More than 20 years after the first release of the human genome, scientists at the Ludwig-Maximilians-Universität München and the Max Planck Institute for Plant Breeding Research in Cologne, Germany, have for the first time deciphered the highly complex genome of the potato. Their impressive technical feat, published in Nature Genetics, will accelerate efforts to breed superior varieties, the Max Planck Society says in a news release.
“The potato is becoming more and more integral to diets worldwide including even Asian countries like China where rice is the traditional staple food. Building on this work, we can now implement genome-assisted breeding of new potato varieties that will be more productive and also resistant to climate change—this could have a huge impact on delivering food security in the decades to come,” says Prof. Korbinian Schneeberger about the potential unlocked by his study.

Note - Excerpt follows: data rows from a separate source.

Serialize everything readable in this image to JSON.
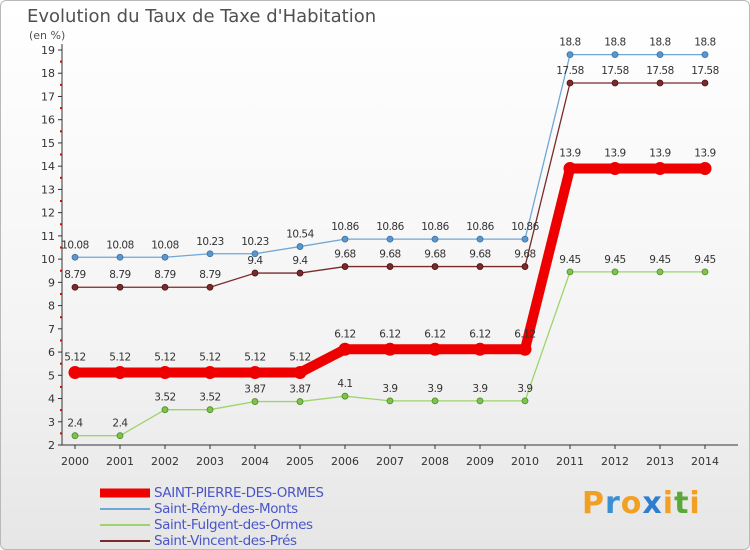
{
  "title": "Evolution du Taux de Taxe d'Habitation",
  "unit": "(en %)",
  "brand": {
    "letters": [
      "P",
      "r",
      "o",
      "x",
      "i",
      "t",
      "i"
    ],
    "colors": [
      "#f2a024",
      "#3b8fd4",
      "#f2a024",
      "#2c7fd0",
      "#f2a024",
      "#5aa83a",
      "#f2a024"
    ]
  },
  "chart_data": {
    "type": "line",
    "title": "Evolution du Taux de Taxe d'Habitation",
    "ylabel": "(en %)",
    "xlabel": "",
    "x": [
      "2000",
      "2001",
      "2002",
      "2003",
      "2004",
      "2005",
      "2006",
      "2007",
      "2008",
      "2009",
      "2010",
      "2011",
      "2012",
      "2013",
      "2014"
    ],
    "ylim": [
      2,
      19
    ],
    "yticks": [
      "2",
      "3",
      "4",
      "5",
      "6",
      "7",
      "8",
      "9",
      "10",
      "11",
      "12",
      "13",
      "14",
      "15",
      "16",
      "17",
      "18",
      "19"
    ],
    "grid": false,
    "legend_position": "bottom-left",
    "series": [
      {
        "name": "SAINT-PIERRE-DES-ORMES",
        "color": "#ff0000",
        "values": [
          5.12,
          5.12,
          5.12,
          5.12,
          5.12,
          5.12,
          6.12,
          6.12,
          6.12,
          6.12,
          6.12,
          13.9,
          13.9,
          13.9,
          13.9
        ],
        "labels": [
          "5.12",
          "5.12",
          "5.12",
          "5.12",
          "5.12",
          "5.12",
          "6.12",
          "6.12",
          "6.12",
          "6.12",
          "6.12",
          "13.9",
          "13.9",
          "13.9",
          "13.9"
        ]
      },
      {
        "name": "Saint-Rémy-des-Monts",
        "color": "#6fa7d6",
        "values": [
          10.08,
          10.08,
          10.08,
          10.23,
          10.23,
          10.54,
          10.86,
          10.86,
          10.86,
          10.86,
          10.86,
          18.8,
          18.8,
          18.8,
          18.8
        ],
        "labels": [
          "10.08",
          "10.08",
          "10.08",
          "10.23",
          "10.23",
          "10.54",
          "10.86",
          "10.86",
          "10.86",
          "10.86",
          "10.86",
          "18.8",
          "18.8",
          "18.8",
          "18.8"
        ]
      },
      {
        "name": "Saint-Fulgent-des-Ormes",
        "color": "#9ed56b",
        "values": [
          2.4,
          2.4,
          3.52,
          3.52,
          3.87,
          3.87,
          4.1,
          3.9,
          3.9,
          3.9,
          3.9,
          9.45,
          9.45,
          9.45,
          9.45
        ],
        "labels": [
          "2.4",
          "2.4",
          "3.52",
          "3.52",
          "3.87",
          "3.87",
          "4.1",
          "3.9",
          "3.9",
          "3.9",
          "3.9",
          "9.45",
          "9.45",
          "9.45",
          "9.45"
        ]
      },
      {
        "name": "Saint-Vincent-des-Prés",
        "color": "#7a2a2a",
        "values": [
          8.79,
          8.79,
          8.79,
          8.79,
          9.4,
          9.4,
          9.68,
          9.68,
          9.68,
          9.68,
          9.68,
          17.58,
          17.58,
          17.58,
          17.58
        ],
        "labels": [
          "8.79",
          "8.79",
          "8.79",
          "8.79",
          "9.4",
          "9.4",
          "9.68",
          "9.68",
          "9.68",
          "9.68",
          "9.68",
          "17.58",
          "17.58",
          "17.58",
          "17.58"
        ]
      }
    ]
  }
}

Researchers in the group of Prof. Korbinian Schneeberger were able to generate the first full assembly of a potato genome using a simple yet elegant trick. Instead of trying to differentiate the four, often very similar, chromosome copies from each other, Korbinian Schneeberger together with Hequan Sun and co-workers circumvented this problem by sequencing the DNA of large numbers of individual pollen cells.
In contrast to all other cells, each pollen cell contains only two random copies of each chromosome; this allowed the scientists to reduce the complexity of the problem and finally to reconstruct the sequence of the entire genome.